I downloaded 2017 ACS data, and selected employed, non-military workers. This is sample data, so I applied the weighting to the data that provides estimates of the overall population (so, the resulting numbers should be seen as estimates, not exact counts). Because my dad is retired and my brother was doing other work, neither of them would have been counted in his category in 2017, but it was still interesting to explore the data.

What did I find? Well, this category of workers is more substantially more male, slightly more white, and just a bit older on average than the rest of the labor force (furnace, kiln, and oven operators were 85.3% male, 65.2% non-Hispanic white, 42.9 years old on average, compared to 52.5%, 62.8%, and 42.0 years old). Click here to see table.

The average wage and salary income for furnace, kiln, and oven operators was $41,275.32 and the median was $37,000. While the average was below the mean of the overall labor force ($48,742.56), the median is a couple thousand dollars above the median for the overall labor force ($35,000). This difference between the means and the medians is at least in part a result of the overall labor force’s average wage and salary income having a relatively large upward (or rightward) skew caused by some high earners.

But, while my dad and my brother both worked with furnaces or kilns, they worked in very different industries. While you cannot identify individuals, one thing that’s great about the IPUMS data from the ACS or Census is that you can investigate both the occupation and industry an individual was in at the same time.

What industries do furnace, kiln, and oven operators, work in? The vast majority, 31,251 of the 35,465 total furnace, kiln, and oven operators were counted in the manufacturing industry.
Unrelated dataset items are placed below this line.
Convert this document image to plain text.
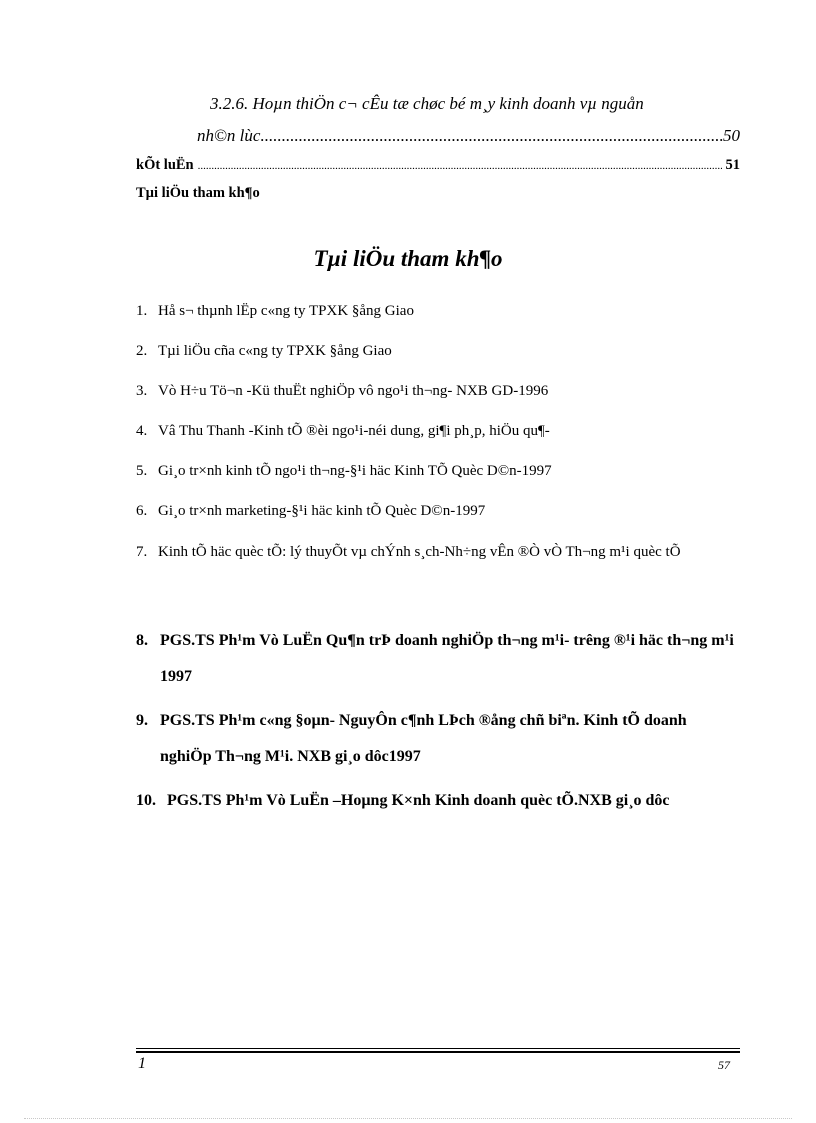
3.2.6. Hoµn thiÖn c¬ cÊu tæ chøc bé m¸y kinh doanh vµ nguån
nh©n lùc .....	50
kÕt luËn .....	51
Tµi liÖu tham kh¶o
Tµi liÖu tham kh¶o
1. Hå s¬ thµnh lËp c«ng ty TPXK §ång Giao
2. Tµi liÖu cña c«ng ty TPXK §ång Giao
3. Vò H÷u Tö¬n -Kü thuËt nghiÖp vô ngo¹i th¬ng- NXB GD-1996
4. Vâ Thu Thanh -Kinh tÕ ®èi ngo¹i-néi dung, gi¶i ph¸p, hiÖu qu¶-
5. Gi¸o tr×nh kinh tÕ ngo¹i th¬ng-§¹i häc Kinh TÕ Quèc D©n-1997
6. Gi¸o tr×nh marketing-§¹i häc kinh tÕ Quèc D©n-1997
7. Kinh tÕ häc quèc tÕ: lý thuyÕt vµ chÝnh s¸ch-Nh÷ng vÊn ®Ò vÒ Th¬ng m¹i quèc tÕ
8. PGS.TS Ph¹m Vò LuËn Qu¶n trÞ doanh nghiÖp th¬ng m¹i- trêng ®¹i häc th¬ng m¹i 1997
9. PGS.TS Ph¹m c«ng §oµn- NguyÔn c¶nh LÞch ®ång chñ biªn. Kinh tÕ doanh nghiÖp Th¬ng M¹i. NXB gi¸o dôc1997
10. PGS.TS Ph¹m Vò LuËn –Hoµng K×nh Kinh doanh quèc tÕ.NXB gi¸o dôc
1	57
I was curious, though, about the industries my dad and brother might have been identified in. Looking over the set of industry categories, “blast furnaces, steelworks, rolling and finishing mills,” (category 270) would best apply to my dad’s job, as the mill my dad worked in produced specialty flat electrical steel. As for my brother, if you looked under manufacturing you might place him in “261 - pottery and related products.” Click here to see table.

I ran cross tabulations, which are tables that compare groups among two or more variables, between comparing employment in these industry categories by furnace, kiln, and oven operators. In 2017, 14.1% (or 5,008) furnace, kiln, and oven operators worked in blast furnaces, steelworks, rolling and finishing mills industries. Working with kilns in my brother’s industry category was a bit more rare - .2% (or 67) furnace, kiln, and oven operators were counted working in pottery and related products industries. Click here to see table.

I was also curious about the educational attainment of furnace, kiln and oven operators. Looking just at workers in this occupation I found that a slight majority (50.7%) had a High School Diploma or GED. About 4% of these workers have an Associate’s Degree, like my dad does, and only 1.1% has a Master’s, Doctoral, or Professional Degree, like my brother does (he earned an MFA in 2015). Click here to see table.

There’s a lot more I could explore here – I’m curious about the geographic distribution of workers in this category, and how their wage and salary incomes vary in association with things like educational attainment or industry. Each of these, and other, questions, can be tested with a variety of statistical techniques.

For now, though, it was interesting just to get a better sense of the labor market characteristics from the perspective of just one occupational category.